With an average blade size of just 5.9 to 11.8 inches (15 to 30 cm), the tanto is the smallest traditional Japanese sword. However, it was still a common weapon used by samurai warriors throughout the region's feudal period. Many samurai warriors wore the tanto around a sash (obi), using it in close-combat scenarios. In this post, we're going to take a closer look at this traditional Japanese sword, revealing its origins and history.
What Is the Tanto?
Before we explore the origins of the tanto, let's first discuss this sword's characteristics. The tanto is essentially a dagger-like sword that was used primarily for stabbing -- but also for slashing -- attacks throughout feudal Japan. It's been designed in several variations, some of which include a straight edge, whereas others include a double edge. The most common variation, however, was a straight, single-edged blade. This is in stark contrast to the katana, which was designed almost exclusively with a curved edge.

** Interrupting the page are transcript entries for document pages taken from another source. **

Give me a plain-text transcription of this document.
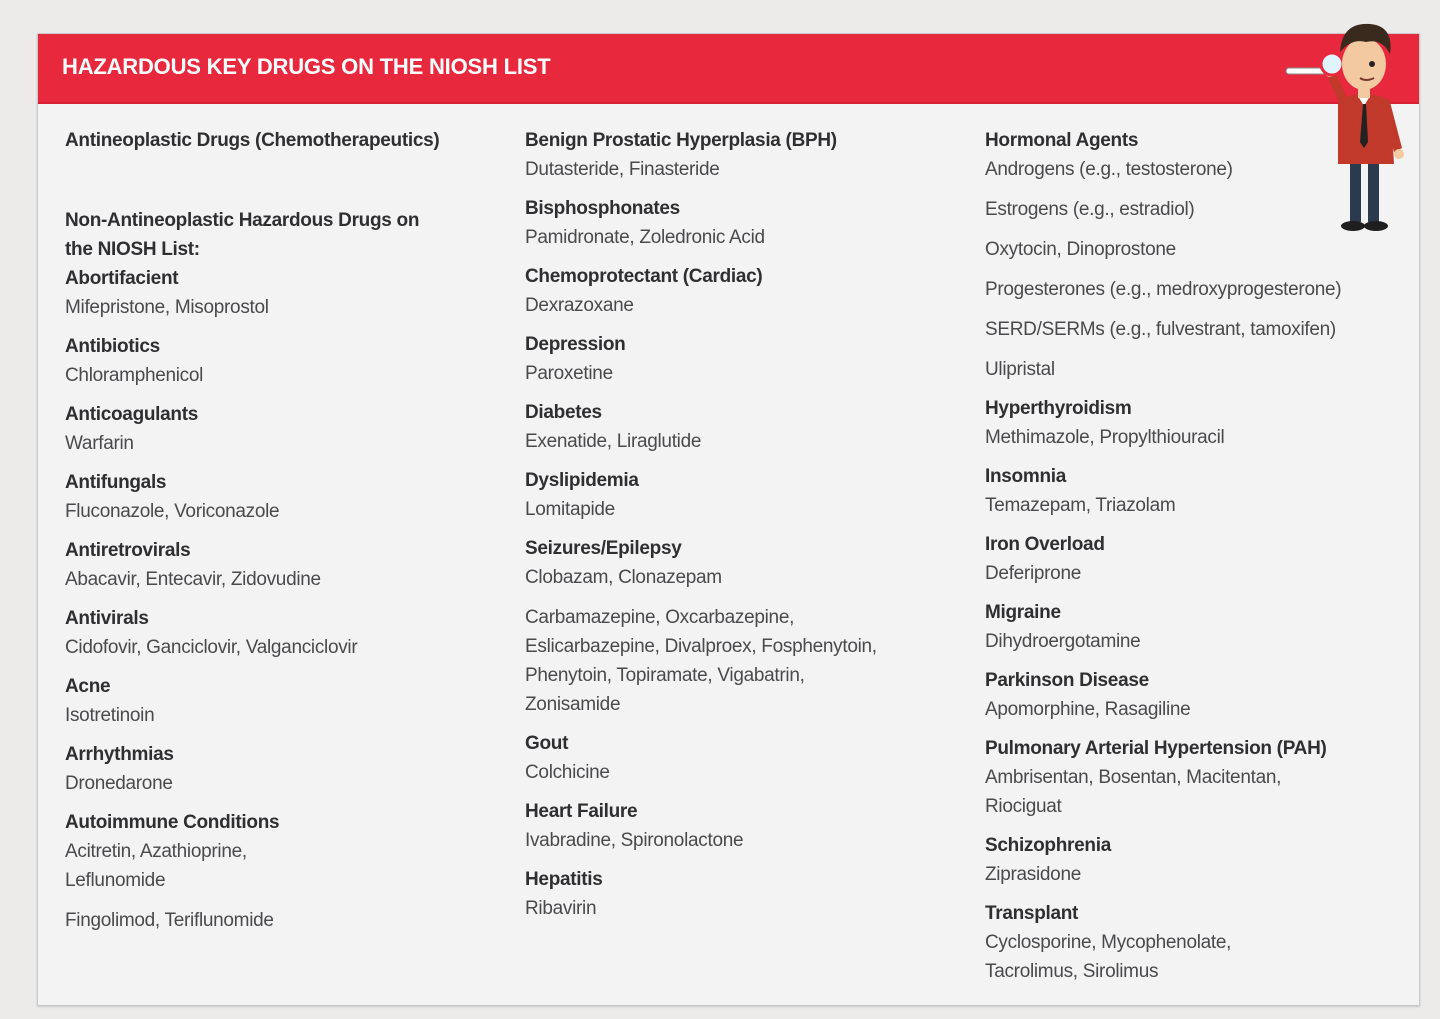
HAZARDOUS KEY DRUGS ON THE NIOSH LIST
Antineoplastic Drugs (Chemotherapeutics)
Non-Antineoplastic Hazardous Drugs on
the NIOSH List:
Abortifacient
Mifepristone, Misoprostol
Antibiotics
Chloramphenicol
Anticoagulants
Warfarin
Antifungals
Fluconazole, Voriconazole
Antiretrovirals
Abacavir, Entecavir, Zidovudine
Antivirals
Cidofovir, Ganciclovir, Valganciclovir
Acne
Isotretinoin
Arrhythmias
Dronedarone
Autoimmune Conditions
Acitretin, Azathioprine,
Leflunomide
Fingolimod, Teriflunomide
Benign Prostatic Hyperplasia (BPH)
Dutasteride, Finasteride
Bisphosphonates
Pamidronate, Zoledronic Acid
Chemoprotectant (Cardiac)
Dexrazoxane
Depression
Paroxetine
Diabetes
Exenatide, Liraglutide
Dyslipidemia
Lomitapide
Seizures/Epilepsy
Clobazam, Clonazepam
Carbamazepine, Oxcarbazepine,
Eslicarbazepine, Divalproex, Fosphenytoin,
Phenytoin, Topiramate, Vigabatrin,
Zonisamide
Gout
Colchicine
Heart Failure
Ivabradine, Spironolactone
Hepatitis
Ribavirin
Hormonal Agents
Androgens (e.g., testosterone)
Estrogens (e.g., estradiol)
Oxytocin, Dinoprostone
Progesterones (e.g., medroxyprogesterone)
SERD/SERMs (e.g., fulvestrant, tamoxifen)
Ulipristal
Hyperthyroidism
Methimazole, Propylthiouracil
Insomnia
Temazepam, Triazolam
Iron Overload
Deferiprone
Migraine
Dihydroergotamine
Parkinson Disease
Apomorphine, Rasagiline
Pulmonary Arterial Hypertension (PAH)
Ambrisentan, Bosentan, Macitentan,
Riociguat
Schizophrenia
Ziprasidone
Transplant
Cyclosporine, Mycophenolate,
Tacrolimus, Sirolimus
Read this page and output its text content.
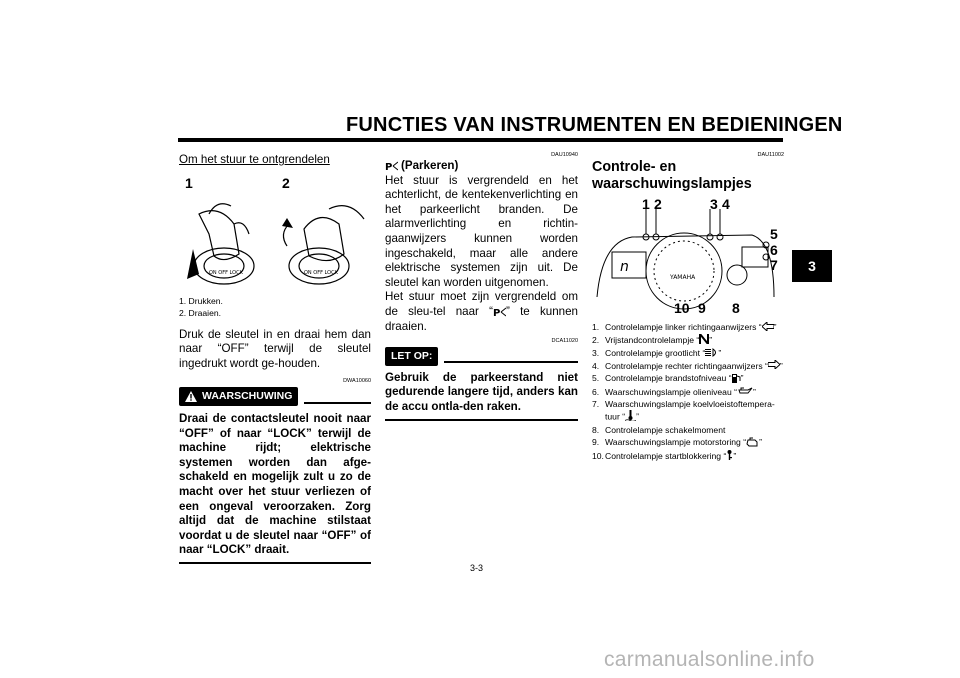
FUNCTIES VAN INSTRUMENTEN EN BEDIENINGEN
3
Om het stuur te ontgrendelen
1	2
ON OFF LOCK	ON OFF LOCK
1. Drukken.
2. Draaien.

Druk de sleutel in en draai hem dan naar “OFF” terwijl de sleutel ingedrukt wordt ge-houden.

DWA10060
WAARSCHUWING

Draai de contactsleutel nooit naar “OFF” of naar “LOCK” terwijl de machine rijdt; elektrische systemen worden dan afge-schakeld en mogelijk zult u zo de macht over het stuur verliezen of een ongeval veroorzaken. Zorg altijd dat de machine stilstaat voordat u de sleutel naar “OFF” of naar “LOCK” draait.

DAU10940
P (Parkeren)

Het stuur is vergrendeld en het achterlicht, de kentekenverlichting en het parkeerlicht branden. De alarmverlichting en richtin-gaanwijzers kunnen worden ingeschakeld, maar alle andere elektrische systemen zijn uit. De sleutel kan worden uitgenomen.

Het stuur moet zijn vergrendeld om de sleu-tel naar “ P ” te kunnen draaien.

DCA11020
LET OP:

Gebruik de parkeerstand niet gedurende langere tijd, anders kan de accu ontla-den raken.

DAU11002
Controle- en waarschuwingslampjes
n
YAMAHA
1 2	3 4
5
6
7
8
9
10
1. Controlelampje linker richtingaanwijzers “ ”
2. Vrijstandcontrolelampje “ ”
3. Controlelampje grootlicht “ ”
4. Controlelampje rechter richtingaanwijzers “ ”
5. Controlelampje brandstofniveau “ ”
6. Waarschuwingslampje olieniveau “ ”
7. Waarschuwingslampje koelvloeistoftempera-tuur “ ”
8. Controlelampje schakelmoment
9. Waarschuwingslampje motorstoring “ ”
10. Controlelampje startblokkering “ ”
3-3
carmanualsonline.info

The invention of the Tanto
The tanto was invented sometime during Japan's Heian period (794 to 1185). During this time, samurai warriors discovered the need for a smaller "companion" sword. Prior to the tanto's invention, samurai warriors carried a single, larger sword, such as the katana. While effective in open spaces, the katana was difficult to use in small spaces, thereby prompting swordsmiths to create a new, smaller sword: the tanto.
Around the middle of the Heian period, most samurai warriors began carrying a long sword like the katana and a small sword like the tanto. This versatile combination allowed samurai warriors to engage in combat in both small and open spaces.
Improvements in the Tanto's Design
Following the Heian period, swordsmiths had perfected the tanto's design. Swordsmiths began to include additional aesthetic features on the tanto, such as carvings on the handle and patterns on the blade. They also used higher quality steel, allowing for a stronger and more versatile blade. Rather than using standard steel, for example, they used tamahagane steel. Because of its higher carbon content, tamahagane steel offered greater strength and durability, allowing for a better all-around tanto.
Edo Period Tanto
Like many traditional Japanese swords, the tanto began to fade from use. By the late Edo period, only a few swordsmiths still produced this iconic traditional sword, one of whom was Suishinshi Masahide. Today, the tanto is no longer used for combat purposes, but it is used for collecting and martial arts.